A novel about belonging, alienation, and the exquisite pleasure and pain of girlhood, But the Girl is a wry and razor-sharp coming-of-age novel for readers of The Idiot by Elif Batuman and Crying in H Mart by Michelle Zauner.
Review
Nishtha Banavalikar
But the Girl is the latest in a series of Australian writers using fiction to tackle family history and legacy skilfully. It’s as much about the present state of the creative and academic world as it is about the past and the conditions that brought ‘Girl’ and her family to where they are now. Our protagonist, known only as ‘Girl’, is a PhD student, en route to Scotland for an artist’s residency. On this retreat, she is supposed to write an immigrant, or post-colonial novel, as she pitches it to her supervisor – ‘immigrant’ doesn’t have the same academic allure. She’s dedicated her entire life to academia, specifically the works of Sylvia Plath, a decision she’s constantly reckoning with throughout the novel. Plath is bold, assured, dazzling and vulnerable, all things that Jessica Zhan Mei Yu herself emulates, but Girl is burdened by.

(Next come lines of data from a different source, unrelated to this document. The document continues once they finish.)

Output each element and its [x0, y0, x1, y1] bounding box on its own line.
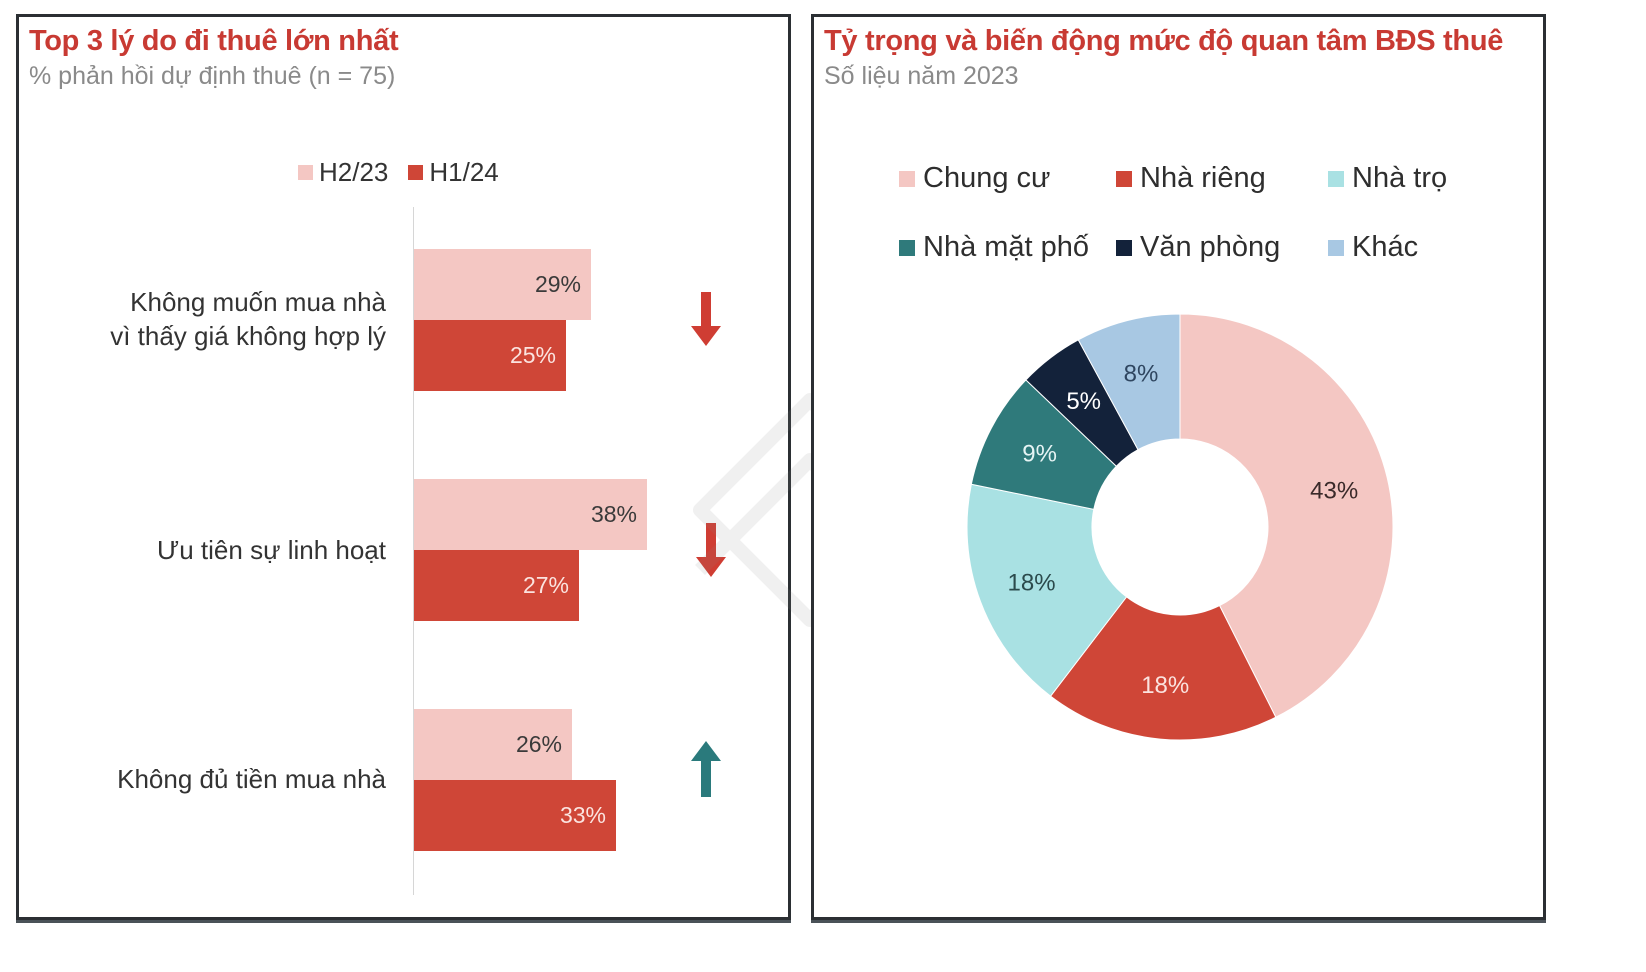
legend-swatch: [1328, 239, 1344, 256]
reasons-chart-panel: Top 3 lý do đi thuê lớn nhất % phản hồi …: [16, 14, 791, 920]
slice-value-label: 43%: [1310, 477, 1358, 504]
legend-item-h2-23: H2/23: [298, 157, 388, 188]
slice-value-label: 18%: [1008, 569, 1056, 596]
category-label: Không muốn mua nhà vì thấy giá không hợp…: [110, 285, 386, 353]
arrow-down-icon: [691, 292, 721, 346]
legend-label: Văn phòng: [1140, 231, 1281, 263]
legend-item-chung-cu: Chung cư: [899, 162, 1050, 195]
slice-value-label: 5%: [1066, 388, 1101, 415]
legend-item-nha-rieng: Nhà riêng: [1116, 162, 1266, 195]
bar-h2-23: 29%: [414, 249, 591, 320]
legend-label: H2/23: [319, 157, 389, 187]
category-label-line: Ưu tiên sự linh hoạt: [157, 535, 386, 565]
bar-value: 25%: [509, 342, 556, 368]
legend-label: Nhà riêng: [1140, 162, 1266, 194]
legend-swatch: [408, 165, 424, 180]
bar-h1-24: 33%: [414, 780, 616, 851]
bar-h2-23: 38%: [414, 479, 647, 550]
donut-chart: 43% 18% 18% 9% 5% 8%: [966, 313, 1394, 741]
legend-swatch: [1116, 239, 1132, 256]
bar-value: 29%: [534, 271, 581, 297]
legend-label: Nhà mặt phố: [923, 231, 1090, 263]
legend-item-nha-mat-pho: Nhà mặt phố: [899, 231, 1089, 264]
legend-swatch: [298, 165, 313, 180]
category-label-line: vì thấy giá không hợp lý: [110, 321, 386, 351]
category-label: Ưu tiên sự linh hoạt: [157, 533, 386, 567]
legend-label: Khác: [1352, 231, 1419, 263]
chart-subtitle: Số liệu năm 2023: [824, 62, 1019, 90]
bar-h2-23: 26%: [414, 709, 572, 780]
category-label-line: Không đủ tiền mua nhà: [117, 764, 386, 794]
donut-slice-nhà-trọ: [966, 483, 1128, 697]
legend-swatch: [899, 239, 915, 256]
bar-legend: H2/23 H1/24: [298, 157, 519, 188]
legend-label: H1/24: [429, 157, 499, 187]
bar-value: 38%: [590, 501, 637, 527]
legend-item-van-phong: Văn phòng: [1116, 231, 1280, 264]
bar-h1-24: 27%: [414, 550, 579, 621]
category-axis-line: [413, 207, 414, 895]
donut-slice-nhà-riêng: [1049, 596, 1277, 741]
category-label: Không đủ tiền mua nhà: [117, 762, 386, 796]
legend-swatch: [1328, 170, 1344, 187]
category-label-line: Không muốn mua nhà: [130, 287, 386, 317]
donut-slice-khác: [1077, 313, 1181, 451]
legend-swatch: [899, 170, 915, 187]
chart-subtitle: % phản hồi dự định thuê (n = 75): [29, 62, 396, 90]
legend-swatch: [1116, 170, 1132, 187]
slice-value-label: 18%: [1141, 672, 1189, 699]
legend-item-khac: Khác: [1328, 231, 1418, 264]
legend-label: Chung cư: [923, 162, 1051, 194]
chart-title: Top 3 lý do đi thuê lớn nhất: [29, 25, 399, 57]
legend-label: Nhà trọ: [1352, 162, 1448, 194]
slice-value-label: 9%: [1022, 441, 1057, 468]
property-share-chart-panel: Tỷ trọng và biến động mức độ quan tâm BĐ…: [811, 14, 1546, 920]
bar-value: 27%: [522, 572, 569, 598]
slice-value-label: 8%: [1124, 360, 1159, 387]
arrow-up-icon: [691, 741, 721, 797]
chart-title: Tỷ trọng và biến động mức độ quan tâm BĐ…: [824, 25, 1504, 57]
bar-value: 33%: [559, 802, 606, 828]
donut-slice-chung-cư: [1179, 313, 1394, 718]
arrow-down-icon: [696, 523, 726, 577]
bar-h1-24: 25%: [414, 320, 566, 391]
legend-item-nha-tro: Nhà trọ: [1328, 162, 1447, 195]
legend-item-h1-24: H1/24: [408, 157, 499, 188]
bar-value: 26%: [515, 731, 562, 757]
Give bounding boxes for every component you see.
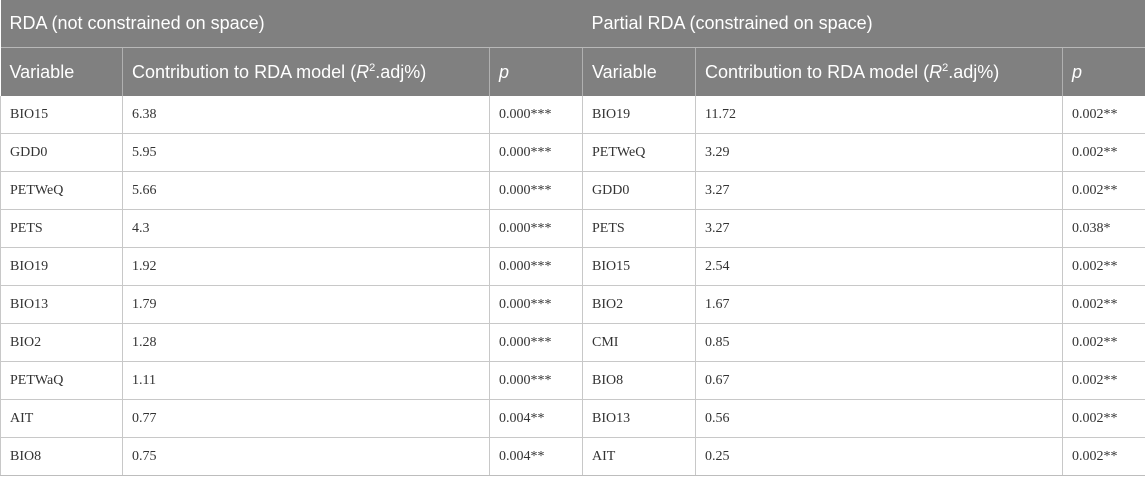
cell-p: 0.000*** — [489, 361, 583, 400]
table-body: BIO15 6.38 0.000*** BIO19 11.72 0.002** … — [0, 96, 1145, 476]
cell-p-partial: 0.002** — [1061, 437, 1145, 476]
cell-contribution-partial: 0.67 — [695, 361, 1063, 400]
col-header-contribution-partial: Contribution to RDA model (R2.adj%) — [695, 47, 1063, 96]
cell-variable: BIO8 — [0, 437, 123, 476]
r-squared: R2 — [356, 62, 375, 82]
cell-contribution: 4.3 — [122, 209, 490, 248]
cell-p: 0.000*** — [489, 247, 583, 286]
table-header: RDA (not constrained on space) Partial R… — [0, 0, 1145, 96]
cell-p-partial: 0.002** — [1061, 171, 1145, 210]
cell-variable-partial: PETWeQ — [582, 133, 696, 172]
cell-p-partial: 0.002** — [1061, 361, 1145, 400]
cell-p-partial: 0.002** — [1061, 323, 1145, 362]
cell-variable-partial: BIO13 — [582, 399, 696, 438]
cell-contribution: 1.28 — [122, 323, 490, 362]
cell-contribution-partial: 3.29 — [695, 133, 1063, 172]
cell-p: 0.000*** — [489, 285, 583, 324]
cell-contribution-partial: 0.25 — [695, 437, 1063, 476]
r-superscript: 2 — [369, 61, 376, 74]
cell-variable-partial: BIO8 — [582, 361, 696, 400]
cell-p: 0.004** — [489, 437, 583, 476]
cell-contribution: 6.38 — [122, 96, 490, 134]
r-superscript: 2 — [942, 61, 949, 74]
cell-contribution: 0.77 — [122, 399, 490, 438]
cell-contribution: 1.11 — [122, 361, 490, 400]
table-row: BIO15 6.38 0.000*** BIO19 11.72 0.002** — [0, 96, 1145, 134]
col-header-contribution: Contribution to RDA model (R2.adj%) — [122, 47, 490, 96]
contribution-suffix: .adj%) — [375, 61, 427, 82]
contribution-suffix: .adj%) — [948, 61, 1000, 82]
cell-contribution-partial: 11.72 — [695, 96, 1063, 134]
cell-variable: BIO13 — [0, 285, 123, 324]
table-row: BIO2 1.28 0.000*** CMI 0.85 0.002** — [0, 323, 1145, 362]
cell-variable: BIO15 — [0, 96, 123, 134]
table-row: PETS 4.3 0.000*** PETS 3.27 0.038* — [0, 209, 1145, 248]
cell-variable: AIT — [0, 399, 123, 438]
cell-p-partial: 0.002** — [1061, 285, 1145, 324]
cell-variable-partial: BIO15 — [582, 247, 696, 286]
cell-variable: PETS — [0, 209, 123, 248]
cell-variable: GDD0 — [0, 133, 123, 172]
table-row: BIO8 0.75 0.004** AIT 0.25 0.002** — [0, 437, 1145, 476]
cell-contribution: 0.75 — [122, 437, 490, 476]
cell-variable-partial: BIO2 — [582, 285, 696, 324]
cell-contribution-partial: 3.27 — [695, 209, 1063, 248]
cell-contribution-partial: 0.56 — [695, 399, 1063, 438]
col-header-variable-partial: Variable — [582, 47, 696, 96]
cell-variable-partial: CMI — [582, 323, 696, 362]
cell-contribution-partial: 0.85 — [695, 323, 1063, 362]
contribution-prefix: Contribution to RDA model ( — [132, 61, 357, 82]
col-header-variable: Variable — [0, 47, 123, 96]
cell-variable: BIO19 — [0, 247, 123, 286]
col-header-p-partial: p — [1061, 47, 1145, 96]
contribution-prefix: Contribution to RDA model ( — [705, 61, 930, 82]
cell-p: 0.000*** — [489, 96, 583, 134]
cell-p: 0.004** — [489, 399, 583, 438]
table-row: GDD0 5.95 0.000*** PETWeQ 3.29 0.002** — [0, 133, 1145, 172]
column-header-row: Variable Contribution to RDA model (R2.a… — [0, 47, 1145, 96]
r-letter: R — [356, 61, 370, 82]
table-row: BIO13 1.79 0.000*** BIO2 1.67 0.002** — [0, 285, 1145, 324]
cell-contribution-partial: 1.67 — [695, 285, 1063, 324]
cell-variable-partial: GDD0 — [582, 171, 696, 210]
cell-p-partial: 0.002** — [1061, 133, 1145, 172]
group-header-partial-rda: Partial RDA (constrained on space) — [582, 0, 1145, 48]
table-row: PETWeQ 5.66 0.000*** GDD0 3.27 0.002** — [0, 171, 1145, 210]
table-row: AIT 0.77 0.004** BIO13 0.56 0.002** — [0, 399, 1145, 438]
cell-variable-partial: BIO19 — [582, 96, 696, 134]
cell-contribution-partial: 2.54 — [695, 247, 1063, 286]
cell-variable: PETWaQ — [0, 361, 123, 400]
cell-p-partial: 0.002** — [1061, 247, 1145, 286]
cell-contribution: 5.66 — [122, 171, 490, 210]
cell-variable: PETWeQ — [0, 171, 123, 210]
cell-p: 0.000*** — [489, 171, 583, 210]
cell-p: 0.000*** — [489, 209, 583, 248]
group-header-rda: RDA (not constrained on space) — [0, 0, 583, 48]
col-header-p: p — [489, 47, 583, 96]
cell-contribution-partial: 3.27 — [695, 171, 1063, 210]
cell-variable-partial: PETS — [582, 209, 696, 248]
group-header-row: RDA (not constrained on space) Partial R… — [0, 0, 1145, 48]
cell-p-partial: 0.002** — [1061, 96, 1145, 134]
r-letter: R — [929, 61, 943, 82]
table-row: BIO19 1.92 0.000*** BIO15 2.54 0.002** — [0, 247, 1145, 286]
r-squared: R2 — [929, 62, 948, 82]
cell-variable-partial: AIT — [582, 437, 696, 476]
cell-variable: BIO2 — [0, 323, 123, 362]
cell-contribution: 5.95 — [122, 133, 490, 172]
cell-p: 0.000*** — [489, 323, 583, 362]
cell-contribution: 1.79 — [122, 285, 490, 324]
cell-p-partial: 0.038* — [1061, 209, 1145, 248]
cell-p: 0.000*** — [489, 133, 583, 172]
table-row: PETWaQ 1.11 0.000*** BIO8 0.67 0.002** — [0, 361, 1145, 400]
cell-contribution: 1.92 — [122, 247, 490, 286]
cell-p-partial: 0.002** — [1061, 399, 1145, 438]
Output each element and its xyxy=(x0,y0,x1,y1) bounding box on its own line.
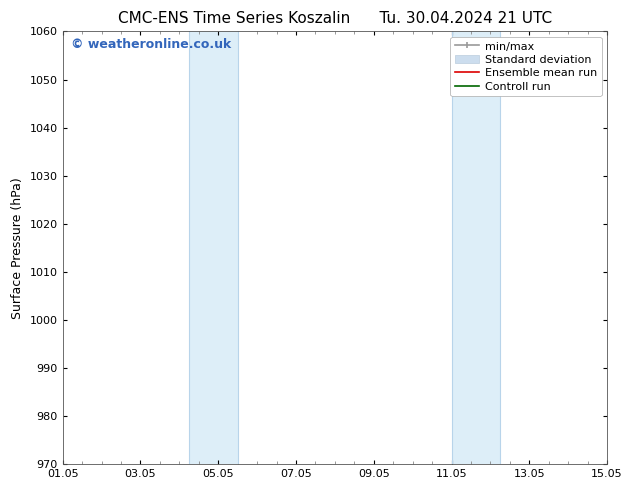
Text: © weatheronline.co.uk: © weatheronline.co.uk xyxy=(71,38,231,51)
Bar xyxy=(189,31,238,464)
Legend: min/max, Standard deviation, Ensemble mean run, Controll run: min/max, Standard deviation, Ensemble me… xyxy=(450,37,602,97)
Y-axis label: Surface Pressure (hPa): Surface Pressure (hPa) xyxy=(11,177,24,318)
Bar xyxy=(451,31,500,464)
Title: CMC-ENS Time Series Koszalin      Tu. 30.04.2024 21 UTC: CMC-ENS Time Series Koszalin Tu. 30.04.2… xyxy=(118,11,552,26)
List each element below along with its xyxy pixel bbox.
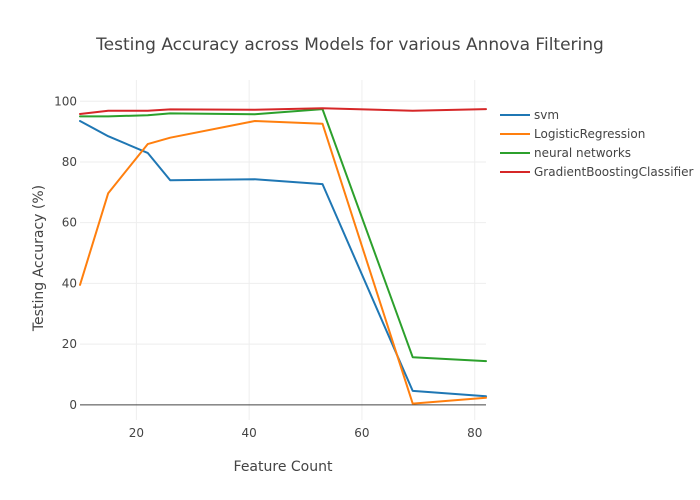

Girl is a Chinese-Malaysian immigrant living with her family in Melbourne. As the story goes, her mother held on tight to her pelvic muscles the day they immigrated to Australia to ensure that Girl would have the privileges of this country. These decisions, ambitions and, ultimately, expectations, embody the desperation and hard work to get Girl to where she is today, but also trap her and plague her every choice. Australia is cruel and academia crueller. Despite being free at last on her residency, Girl can do anything but write, instead drifting back home through memories of her family and the works of Plath.
Yu has created a love and hate letter to academia, to the labour of being a woman of colour in creative industries, and to the intricate webs of sorrows and joys spun by families. But the Girl is a contemporary novel at its finest: witty and seemingly meandering, but deeply poignant and skilful in its dissection.